Ahora me encuentro en mi habitación ante mi pequeña Hermes, que lleva a sus espaldas veintidós años de buenos y leales servicios sin rechistar. Los jóvenes amigos de Taizé se repartieron por las grandes iglesias de la ciudad para rezar. Escucho, en la FM, la emisión de Radio-Nôtre-Dame que retransmite la vigilia desde la catedral. Los cánticos de Jacques Berthier resuenan bajo las bóvedas, revistiendo de notas musicales las lecturas bíblicas hechas en las diversas lenguas. El hermano Roger, prior de Taizé, se desplaza de una iglesia a otra. Es algo extraordinario y que engancha. ¿Puede haber una mejor incitación para ponerse a escribir?

Pero, ¿sobre qué? No basta con querer escribir, hace falta un mensaje. Quizá pienses, amigo mío, que mi carrera de escritor está organizada y programada: se toca un botón y aparece en la pantalla el título del futuro libro y su esquema general. Desengáñate. Sin estar inspirado en sentido estricto, como los autores de la Biblia, intento «recibir» de Dios el tema útil y la manera de abordarlo. Lo que no significa, sin embargo, que esté inactivo. «Recibir» no quiere decir esperar pasivamente, tumbado a la bartola. Pido al Señor que organice a su manera toda la documentación reunida: libros, cartas, encuentros, cursos, artículos... Así pues, la oración y el trabajo están profundamente imbricados, sin que nunca se sepa lo que viene de Dios y lo que procede de mí.
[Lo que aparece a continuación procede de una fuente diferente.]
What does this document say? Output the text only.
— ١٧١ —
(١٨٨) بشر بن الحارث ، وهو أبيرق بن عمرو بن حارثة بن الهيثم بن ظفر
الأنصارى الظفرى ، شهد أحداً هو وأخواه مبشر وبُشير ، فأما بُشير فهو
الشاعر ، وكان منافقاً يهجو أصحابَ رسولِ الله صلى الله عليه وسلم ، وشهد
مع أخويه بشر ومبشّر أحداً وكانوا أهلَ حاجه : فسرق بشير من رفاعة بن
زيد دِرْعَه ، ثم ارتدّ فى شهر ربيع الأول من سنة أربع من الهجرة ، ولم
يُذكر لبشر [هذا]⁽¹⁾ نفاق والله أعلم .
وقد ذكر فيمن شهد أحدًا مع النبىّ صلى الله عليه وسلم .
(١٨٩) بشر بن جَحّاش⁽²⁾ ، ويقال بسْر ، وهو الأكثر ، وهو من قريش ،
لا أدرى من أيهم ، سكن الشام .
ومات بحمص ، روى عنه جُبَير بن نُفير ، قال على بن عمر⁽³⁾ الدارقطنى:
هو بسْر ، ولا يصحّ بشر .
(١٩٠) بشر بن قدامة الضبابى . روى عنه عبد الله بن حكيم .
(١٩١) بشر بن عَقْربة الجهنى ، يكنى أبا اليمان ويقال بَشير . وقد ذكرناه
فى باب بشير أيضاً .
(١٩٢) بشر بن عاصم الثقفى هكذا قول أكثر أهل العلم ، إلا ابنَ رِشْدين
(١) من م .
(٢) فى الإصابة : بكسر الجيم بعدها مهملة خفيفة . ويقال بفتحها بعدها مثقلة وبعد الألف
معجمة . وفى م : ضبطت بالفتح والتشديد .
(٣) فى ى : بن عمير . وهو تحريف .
Sin embargo, rezando y reflexionando, descubro la continuidad de lo que he hecho desde hace tres años. Primero escribí un libro para presentarte a Cristo en caliente: «Un Amor llamado Jesús». Después precisé en qué consistía hoy la tarea evangelizadora en «La calle del Evangelio». A continuación intenté balizar el camino de la primera conversión con «Los primeros pasos en el amor». Todavía me queda responder a esas preguntas a las que das vueltas en tu cabeza continuamente. Si me seguiste desde el principio, habrás recorrido el camino que hace descubrir los componentes de la fe:

-primero, el acontecimiento del encuentro;

-después, su valor de Buena Noticia;

-luego, la organización de tu vida espiritual;

-y ahora, la comprensión de tu fe, es decir, la conversión de tu espíritu. ¡Porque debes entregarte totalmente a Cristo!

Varias cosas me han conducido a esta cuarta etapa que, por otra parte, no será la última. En primer lugar, el enorme dossier que desde hace cinco años me han ofrecido los jóvenes de la escuela Juventud-Luz acerca de sus tareas misioneras, en la que recogieron más de un millar de preguntas que les planteaban los chavales y chavalas de su edad. A esta amplia muestra añadí la mía propia, yendo de colegio en colegio. Es evidente que encontrarás muchas repeticiones, pues cada uno tiene su propia manera de preguntar, aunque sea sobre el mismo tema.

Un día, en una escuela de Bélgica y en otra de Francia, los chavales me pidieron que les proporcionase algunos esquemas y ciertas pautas que les ayudasen a ir al grano en su tarea evangelizadora, sin perderse en detalles y sin alargarse demasiado. Quieren presentarse ante todo como testigos y contar sencillamente lo que les pasa, lo que sienten y viven, pero la gente les pide también que «den cuenta de la esperanza que hay en ellos» (1 Pedro, 3,15), aunque no sean teólogos de carrera. No se cree por razones, pero hay razones para creer y, por tanto, para rechazar la increencia o la «malcreencia». De lo contrario, la inteligencia no se ha convertido al Señor y sólo entregamos un vago y frágil sentimiento.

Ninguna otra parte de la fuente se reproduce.